This post is co-written by Greg Brockman (left) and Ilya Sutskever (right).
We’ve been working on OpenAI for the past three years. Our mission is to ensure that artificial general intelligence (AGI) — which we define as automated systems that outperform humans at most economically valuable work — benefits all of humanity. Today we announced a new legal structure for OpenAI, called OpenAI LP, to better pursue this mission — in particular to raise more capital as we attempt to build safe AGI and distribute its benefits.
In this post, we’d like to help others understand how we think about this mission.
Why now?
The founding vision of the field of AI was “… to proceed on the basis of the conjecture that every aspect of learning or any other feature of intelligence can in principle be so precisely described that a machine can be made to simulate it”, and to eventually build a machine that thinks — that is, an AGI. But over the past 60 years, progress stalled multiple times and people started thinking of AI as a field that wouldn’t deliver.
Since 2012, deep learning has generated sustained progress in many domains using a small simple set of tools, which have the following properties:
- Generality: deep learning tools are simple, yet they apply to many domains, such as vision, speech recognition, speech synthesis, text synthesis, image synthesis, translation, robotics, and game playing.
- Competence: today, the only way to get competitive results on most “AI-type problems” is through the use of deep learning techniques.
- Scalability: good old fashioned AI was able to produce exciting demos, but its techniques had difficulty scaling to harder problems. But in deep learning, more computational power and more data leads to better results. It has also proven easy (if costly) to rapidly increase the amount of compute productively used by deep learning experiments.
The rapid progress of useful deep learning systems with these properties makes us feel that it’s reasonable to start taking AGI seriously — though it’s hard to know how far away it is.
The impact of AGI
Just like a computer today, an AGI will be applicable to a wide variety of tasks — and just like computers in 1900 or the Internet in 1950, it’s hard to describe (or even predict) the kind of impact AGI will have. But to get a sense, imagine a computer system which can do the following activities with minimal human input:
- Make a scientific breakthrough at the level of the best scientists
- Productize that breakthrough and build a company, with a skill comparable to the best entrepreneurs
- Rapidly grow that company and manage it at large scale
The upside of such a computer system is enormous — for an illustrative example, an AGI following the pattern above could produce amazing healthcare applications deployed at scale. Imagine a network of AGI-powered computerized doctors that accumulates a superhuman amount of clinical experience, allowing it to produce excellent diagnoses, deeply understand the nuanced effect of various treatments in lots of conditions, and greatly reduce the human error factor of healthcare — all for very low cost and accessible to everyone.
Risks
We already live in a world with entities that surpass individual human abilities, which we call companies. If working on the right goals in the right way, companies can produce huge amounts of value and improve lives. But if not properly checked, they can also cause damage, like logging companies that cut down rain forests, cigarette companies that get children smoking, or scams like Ponzi schemes.
We think of AGI as being like a hyper-effective company, with commensurate benefits and risks. We are concerned about AGI pursuing goals misspecified by its operator, malicious humans subverting a deployed AGI, or an out-of-control economy that grows without resulting in improvements to human lives. And because it’s hard to change powerful systems — just think about how hard it’s been to add security to the Internet — once they’ve been deployed, we think it’s important to address AGI’s safety and policy risks before it is created.
OpenAI’s mission is to figure out how to get the benefits of AGI and mitigate the risks — and make sure those benefits accrue to all of humanity.

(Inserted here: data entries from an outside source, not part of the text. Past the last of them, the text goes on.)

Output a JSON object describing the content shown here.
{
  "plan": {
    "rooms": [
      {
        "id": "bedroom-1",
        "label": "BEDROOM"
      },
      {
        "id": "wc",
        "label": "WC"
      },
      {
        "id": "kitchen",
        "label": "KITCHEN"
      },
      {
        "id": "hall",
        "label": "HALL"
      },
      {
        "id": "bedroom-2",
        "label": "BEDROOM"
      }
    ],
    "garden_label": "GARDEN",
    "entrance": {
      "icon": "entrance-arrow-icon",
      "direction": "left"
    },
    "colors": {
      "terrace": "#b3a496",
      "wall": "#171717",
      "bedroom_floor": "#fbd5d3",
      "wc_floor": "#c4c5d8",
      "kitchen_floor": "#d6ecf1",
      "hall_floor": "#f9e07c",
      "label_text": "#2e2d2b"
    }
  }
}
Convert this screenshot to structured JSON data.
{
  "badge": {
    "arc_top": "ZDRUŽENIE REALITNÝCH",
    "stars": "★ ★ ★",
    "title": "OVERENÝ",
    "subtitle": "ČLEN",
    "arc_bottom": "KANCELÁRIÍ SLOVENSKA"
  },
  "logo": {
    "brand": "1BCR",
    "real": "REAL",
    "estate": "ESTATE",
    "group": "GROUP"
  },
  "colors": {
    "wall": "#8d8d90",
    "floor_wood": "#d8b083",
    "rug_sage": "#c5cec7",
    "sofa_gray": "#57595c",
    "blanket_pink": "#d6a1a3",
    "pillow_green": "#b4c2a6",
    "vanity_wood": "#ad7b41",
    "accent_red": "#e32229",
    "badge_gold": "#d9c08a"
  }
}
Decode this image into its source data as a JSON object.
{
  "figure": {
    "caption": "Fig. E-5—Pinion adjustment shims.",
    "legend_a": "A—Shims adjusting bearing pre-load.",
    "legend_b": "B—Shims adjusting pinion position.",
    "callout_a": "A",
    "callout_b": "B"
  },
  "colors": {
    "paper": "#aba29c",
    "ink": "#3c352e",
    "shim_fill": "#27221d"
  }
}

The future is uncertain, and there are many ways in which our predictions could be incorrect. But if they turn out to be right, this mission will be critical. If you’d like to work on this mission, we’re hiring!
About us
Ilya:
I’ve been working on deep learning for 16 years. It was fun to witness deep learning transform from being a marginalized subfield of AI into one the most important family of scientific advances in recent history. As deep learning was getting more powerful, I realized that AGI might become a reality on a timescale relevant to my lifetime. And given AGI’s massive upside and significant risks, I want to maximize the positive parts of this impact and minimize the negative.
Greg:
Technology causes change, both positive and negative. AGI is the most extreme kind of technology that humans will ever create, with extreme upside and downside. I work on OpenAI because making AGI go well is the most important problem I can imagine contributing towards. Today I try to spend most of my time on technical work, and also work to spark better public discourse about AGI and related topics.